How to build savings with a CD ladder
Certificates of deposit (CDs) are a great way to park your savings and earn better interest than you would with a savings account. The longer the term on your CD, generally the better the interest rate – a 60-month CD will likely pay better interest than a 6-month CD. The drawback is that you can’t withdraw your principal (the amount you initially invested) prior to maturity without paying a fee.
That’s where the CD ladder comes in. A CD ladder leverages the best features of a CD (interest rate and safety) while mitigating the restrictions on withdrawing the funds.

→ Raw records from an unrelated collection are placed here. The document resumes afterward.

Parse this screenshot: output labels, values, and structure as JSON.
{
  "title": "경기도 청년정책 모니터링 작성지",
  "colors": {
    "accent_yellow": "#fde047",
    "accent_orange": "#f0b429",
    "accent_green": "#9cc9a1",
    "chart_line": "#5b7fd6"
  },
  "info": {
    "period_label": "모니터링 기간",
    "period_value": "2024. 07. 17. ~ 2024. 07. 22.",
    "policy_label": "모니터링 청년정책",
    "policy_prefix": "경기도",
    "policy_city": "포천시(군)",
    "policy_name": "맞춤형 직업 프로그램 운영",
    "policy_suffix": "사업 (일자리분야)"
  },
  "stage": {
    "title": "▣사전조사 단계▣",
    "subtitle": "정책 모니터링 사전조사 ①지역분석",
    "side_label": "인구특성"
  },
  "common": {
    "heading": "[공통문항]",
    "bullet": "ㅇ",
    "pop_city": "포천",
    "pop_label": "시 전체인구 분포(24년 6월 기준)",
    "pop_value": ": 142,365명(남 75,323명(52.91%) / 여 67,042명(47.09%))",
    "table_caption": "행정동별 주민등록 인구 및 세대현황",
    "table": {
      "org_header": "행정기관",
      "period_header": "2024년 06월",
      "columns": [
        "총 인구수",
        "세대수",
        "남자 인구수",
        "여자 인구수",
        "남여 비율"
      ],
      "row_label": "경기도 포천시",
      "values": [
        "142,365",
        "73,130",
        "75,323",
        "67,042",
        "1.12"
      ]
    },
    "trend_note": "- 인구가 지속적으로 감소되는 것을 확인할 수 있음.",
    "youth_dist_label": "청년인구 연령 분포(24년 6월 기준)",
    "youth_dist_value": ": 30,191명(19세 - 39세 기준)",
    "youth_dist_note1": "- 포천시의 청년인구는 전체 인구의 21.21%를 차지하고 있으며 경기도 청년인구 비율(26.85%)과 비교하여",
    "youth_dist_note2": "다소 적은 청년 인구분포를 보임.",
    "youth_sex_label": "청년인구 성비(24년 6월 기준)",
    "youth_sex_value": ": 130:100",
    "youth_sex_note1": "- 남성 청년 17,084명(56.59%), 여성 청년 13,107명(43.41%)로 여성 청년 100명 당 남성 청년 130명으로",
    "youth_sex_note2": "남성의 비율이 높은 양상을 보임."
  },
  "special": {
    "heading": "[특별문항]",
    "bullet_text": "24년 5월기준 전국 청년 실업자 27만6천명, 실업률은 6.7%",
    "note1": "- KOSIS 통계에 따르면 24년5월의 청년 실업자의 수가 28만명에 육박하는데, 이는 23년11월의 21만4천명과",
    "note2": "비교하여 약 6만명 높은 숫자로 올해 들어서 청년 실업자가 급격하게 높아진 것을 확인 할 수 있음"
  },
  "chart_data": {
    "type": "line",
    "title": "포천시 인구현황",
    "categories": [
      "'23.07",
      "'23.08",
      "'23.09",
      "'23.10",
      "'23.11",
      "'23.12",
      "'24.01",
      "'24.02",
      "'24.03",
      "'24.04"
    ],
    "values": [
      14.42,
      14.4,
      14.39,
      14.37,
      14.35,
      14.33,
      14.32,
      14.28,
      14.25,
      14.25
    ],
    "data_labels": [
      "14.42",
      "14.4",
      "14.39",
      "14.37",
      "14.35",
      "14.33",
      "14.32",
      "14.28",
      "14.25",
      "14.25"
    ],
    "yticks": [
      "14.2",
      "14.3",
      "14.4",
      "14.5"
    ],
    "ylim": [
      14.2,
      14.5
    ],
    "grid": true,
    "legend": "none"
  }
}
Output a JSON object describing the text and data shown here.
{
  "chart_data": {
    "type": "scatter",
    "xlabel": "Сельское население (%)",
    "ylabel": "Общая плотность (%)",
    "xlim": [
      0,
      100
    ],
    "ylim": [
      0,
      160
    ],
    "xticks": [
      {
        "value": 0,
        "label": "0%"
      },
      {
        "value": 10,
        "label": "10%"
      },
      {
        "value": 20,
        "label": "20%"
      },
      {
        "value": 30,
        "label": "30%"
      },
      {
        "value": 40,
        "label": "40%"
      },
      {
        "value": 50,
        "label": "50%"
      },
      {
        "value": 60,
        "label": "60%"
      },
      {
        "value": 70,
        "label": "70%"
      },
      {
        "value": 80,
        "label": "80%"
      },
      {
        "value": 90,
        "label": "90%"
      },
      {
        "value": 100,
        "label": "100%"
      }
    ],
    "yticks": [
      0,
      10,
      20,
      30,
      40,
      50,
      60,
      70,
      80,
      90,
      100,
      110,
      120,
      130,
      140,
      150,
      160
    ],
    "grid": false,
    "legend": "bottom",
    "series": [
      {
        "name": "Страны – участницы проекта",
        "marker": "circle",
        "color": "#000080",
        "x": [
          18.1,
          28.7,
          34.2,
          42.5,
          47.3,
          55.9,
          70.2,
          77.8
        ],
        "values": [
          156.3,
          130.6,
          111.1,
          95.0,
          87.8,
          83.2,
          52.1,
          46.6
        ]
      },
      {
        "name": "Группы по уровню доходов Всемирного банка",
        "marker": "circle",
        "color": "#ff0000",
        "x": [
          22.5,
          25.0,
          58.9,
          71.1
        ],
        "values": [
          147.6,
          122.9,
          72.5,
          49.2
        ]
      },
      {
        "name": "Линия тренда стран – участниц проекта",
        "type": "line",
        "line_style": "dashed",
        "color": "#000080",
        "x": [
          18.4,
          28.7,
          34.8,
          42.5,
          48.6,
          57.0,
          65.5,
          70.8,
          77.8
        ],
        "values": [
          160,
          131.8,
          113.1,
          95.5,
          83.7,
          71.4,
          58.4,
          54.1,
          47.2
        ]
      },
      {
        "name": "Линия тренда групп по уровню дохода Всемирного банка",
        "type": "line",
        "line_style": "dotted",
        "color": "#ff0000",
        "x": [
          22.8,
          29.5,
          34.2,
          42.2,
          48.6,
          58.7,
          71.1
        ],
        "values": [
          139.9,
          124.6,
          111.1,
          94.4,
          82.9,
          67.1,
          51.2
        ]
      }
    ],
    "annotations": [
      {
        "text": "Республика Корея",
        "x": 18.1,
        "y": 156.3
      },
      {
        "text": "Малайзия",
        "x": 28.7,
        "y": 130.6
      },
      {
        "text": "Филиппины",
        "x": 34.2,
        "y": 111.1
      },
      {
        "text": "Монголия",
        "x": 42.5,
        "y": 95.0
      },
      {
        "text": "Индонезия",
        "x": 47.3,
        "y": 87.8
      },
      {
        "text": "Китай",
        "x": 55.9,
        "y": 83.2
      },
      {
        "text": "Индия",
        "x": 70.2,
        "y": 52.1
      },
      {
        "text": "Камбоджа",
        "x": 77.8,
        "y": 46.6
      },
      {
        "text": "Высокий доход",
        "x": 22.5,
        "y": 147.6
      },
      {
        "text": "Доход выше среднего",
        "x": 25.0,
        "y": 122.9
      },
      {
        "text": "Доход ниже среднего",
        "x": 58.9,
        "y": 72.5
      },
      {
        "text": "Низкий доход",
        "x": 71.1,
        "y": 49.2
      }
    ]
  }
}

You build a CD ladder by investing money into multiple certificates that mature at staggered intervals. Let’s say you have $5,000 to work with. One simple way to build a ladder is to deposit your money into five CDs with terms of varying length. As each CD reaches maturity, you can redeposit them into a new CD.
- $1,000 in a 12-month CD
- $1,000 in a 24-month CD
- $1,000 in a 36-month CD
- $1,000 in a 48-month CD
- $1,000 in a 60-month CD
At the end of the first year, when your 12-month CD matures, you reinvest that money into a new five-year CD. When the second CD matures the next year, you do the same, and so on until you have five, 60-month CDs with one maturing every year. If you don’t need the money, you can keep reinvesting into your CD ladder as the certificates mature.
If waiting a year for your CD to mature feels too long, you could create a short-term ladder by making these adjustments:
- $1,000 in a 6-month CD
- $1,000 in a 12-month CD
- $1,000 in an 18-month CD
- $1,000 in a 24-month CD
- $1,000 in a 30-month CD
When your 6-month CD matures, you reinvest that money into a new 30-month CD. When the second CD matures at 12 months, you do the same, and so on until you have five, 30-month CDs with one maturing every six months.
CDs are attractive because of their security and guaranteed returns, and saving your money in a CD or a series of CDs can be a savvy financial move. It’s one way to make your money do more for you.